WINCHESTER - Residents in Winchester, Burlington or Woburn who believe they may have the coronavirus and want to get tested, or who have recently come into contact with someone who tested positive for the virus, can visit one of eight locations: Chelsea, Everett, Fall River, Lawrence, Lowell, Lynn, Marlborough, and New Bedford.
According to mass.gov, the Commonwealth is launching a “strategic testing program” in communities across the state that have continued to see a higher number of residents testing positive for COVID-19.
This program, the state says, will support the testing of symptomatic people in these communities to help stop the spread of COVID-19. Residents who live in the above-mentioned communities are encourage to get tested, but the test sites are open to anyone in the state (including whether you have symptoms or not).
In fact, residents who don’t show symptoms but may have come into contact with someone who tested positive should absolutely get tested, as asymptomatic spreaders make up a vast majority of the cases. While many with coronavirus wind up in the hospital, and some in the ICU, most never show any symptoms. These people are called silent spreaders.
This is one reason so many are fearful of opening up schools in the fall; kids could get infected, not show any symptoms, and spread the virus to more at-risk people such as the elderly or immunocompromised. Many teachers are over 50, putting them at risk in a classroom full of potential spreaders (and most US schools shut down pretty quickly in the spring, so it’s hard to predict exactly what will happen come September with little previous data to analyze).
It’s quite possible if states send children back to school, nothing will happen and no one will get sick. However, in states like Florida, Texas, Arizona, and California, where coronavirus numbers continue to increase, it may be wiser to play it safe and have children learn at home (at least until the numbers decrease over a period of time).
Massachusetts’ numbers already decreased and the state sees roughly 100-200 new cases a day (as compared to Florida who has seen upwards of 12,000-15,000 new cases a day). This means that students in Winchester, Burlington and Woburn could potentially find themselves in a classroom come late-August or early-September.
According to the governor, each community must prepare three plans of attack: one where all students go to school, one where no students go to school and one where students go to school half the time and stay home the other half. Right now, there’s no official guidance on which direction the state is leaning.
For residents who decide to get tested, the sites will remain open now through Aug. 14. Everyone is eligible and there is no cost. Results will be provided to each participant confidentially, but participants are encouraged to share the results with their doctors.

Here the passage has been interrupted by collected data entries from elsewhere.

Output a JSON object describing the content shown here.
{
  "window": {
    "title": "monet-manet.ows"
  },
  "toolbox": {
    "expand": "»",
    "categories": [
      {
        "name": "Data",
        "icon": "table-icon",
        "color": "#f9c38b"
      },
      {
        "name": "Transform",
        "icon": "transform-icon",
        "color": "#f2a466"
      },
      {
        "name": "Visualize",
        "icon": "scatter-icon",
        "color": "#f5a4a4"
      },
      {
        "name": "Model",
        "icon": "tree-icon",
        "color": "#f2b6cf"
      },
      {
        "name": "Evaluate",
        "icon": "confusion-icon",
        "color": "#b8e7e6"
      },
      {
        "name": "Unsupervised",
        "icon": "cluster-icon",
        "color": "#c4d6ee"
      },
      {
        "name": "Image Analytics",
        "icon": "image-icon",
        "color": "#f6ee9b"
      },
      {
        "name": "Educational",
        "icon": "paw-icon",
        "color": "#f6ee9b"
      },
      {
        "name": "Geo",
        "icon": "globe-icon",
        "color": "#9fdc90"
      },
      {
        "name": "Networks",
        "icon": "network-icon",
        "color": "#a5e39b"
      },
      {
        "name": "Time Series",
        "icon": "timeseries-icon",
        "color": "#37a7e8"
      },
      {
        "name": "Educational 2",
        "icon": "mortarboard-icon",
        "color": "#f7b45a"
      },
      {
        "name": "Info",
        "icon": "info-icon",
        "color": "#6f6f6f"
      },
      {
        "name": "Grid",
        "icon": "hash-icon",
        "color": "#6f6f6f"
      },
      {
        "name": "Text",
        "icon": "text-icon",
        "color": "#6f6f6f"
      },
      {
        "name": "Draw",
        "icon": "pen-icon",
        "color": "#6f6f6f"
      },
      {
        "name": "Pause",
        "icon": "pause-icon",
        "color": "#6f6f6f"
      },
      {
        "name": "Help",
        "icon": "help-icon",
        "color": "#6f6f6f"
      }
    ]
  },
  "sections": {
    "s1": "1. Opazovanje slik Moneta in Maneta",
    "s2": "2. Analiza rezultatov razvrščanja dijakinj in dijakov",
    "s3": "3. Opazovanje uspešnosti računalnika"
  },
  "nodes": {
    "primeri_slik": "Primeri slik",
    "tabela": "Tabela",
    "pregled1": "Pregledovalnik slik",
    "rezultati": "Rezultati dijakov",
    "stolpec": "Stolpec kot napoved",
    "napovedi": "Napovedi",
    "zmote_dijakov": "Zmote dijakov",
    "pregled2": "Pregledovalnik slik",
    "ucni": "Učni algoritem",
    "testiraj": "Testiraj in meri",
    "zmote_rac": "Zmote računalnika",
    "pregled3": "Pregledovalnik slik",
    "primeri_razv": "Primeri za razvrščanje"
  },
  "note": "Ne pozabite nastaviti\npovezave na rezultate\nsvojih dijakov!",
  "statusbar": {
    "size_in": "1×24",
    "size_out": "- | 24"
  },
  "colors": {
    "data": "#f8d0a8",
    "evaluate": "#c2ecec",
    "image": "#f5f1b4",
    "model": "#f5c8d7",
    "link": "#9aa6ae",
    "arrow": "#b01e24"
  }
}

The specific (local) sites are:
• MGH Chelsea, 151 Everett Ave., Monday-Friday from 8 a.m. - 5 p.m. and Saturday from 8 a.m. - 12 p.m.
• Beth Israel Deaconess HealthCare, 1000 Broadway in Chelsea, Monday-Friday from 10 a.m. - 6 p.m. and Saturday from 9 a.m. - 2 p.m.
• Health Innovations (van) Chelsea Square - 7 Second St., Monday - Wednesday from 10 a.m. - 4 p.m.; Mary C. Burke School, 300 Crescent Ave., Thursday from 10 a.m. - 4 p.m.; and Washington Park - 5 Nichols St., Friday from 10 a.m. - 4 p.m.
• Fenway Health (van) Glendale Park (Elm Street in Everett) Monday from 11 a.m. - 1 p.m.; Sacramone Playground (Tileston Street) Tuesday from 11 a.m. - 1 p.m.; Lafayette School (117 Edith St. Wednesday from 11 a.m. - 1 p.m.; Madeline English School (105 Woodville St.) Thursday from 11 a.m. - 1 p.m.; and City Hall Municipal Lot (484 Broadway) Friday from 11 a.m. - 1 p.m.
• Lawrence General Hospital and Greater Lawrence Family Health Center MVTRA City Lot, Canal Street Monday-Friday from 9:30 a.m. - 4:30 p.m.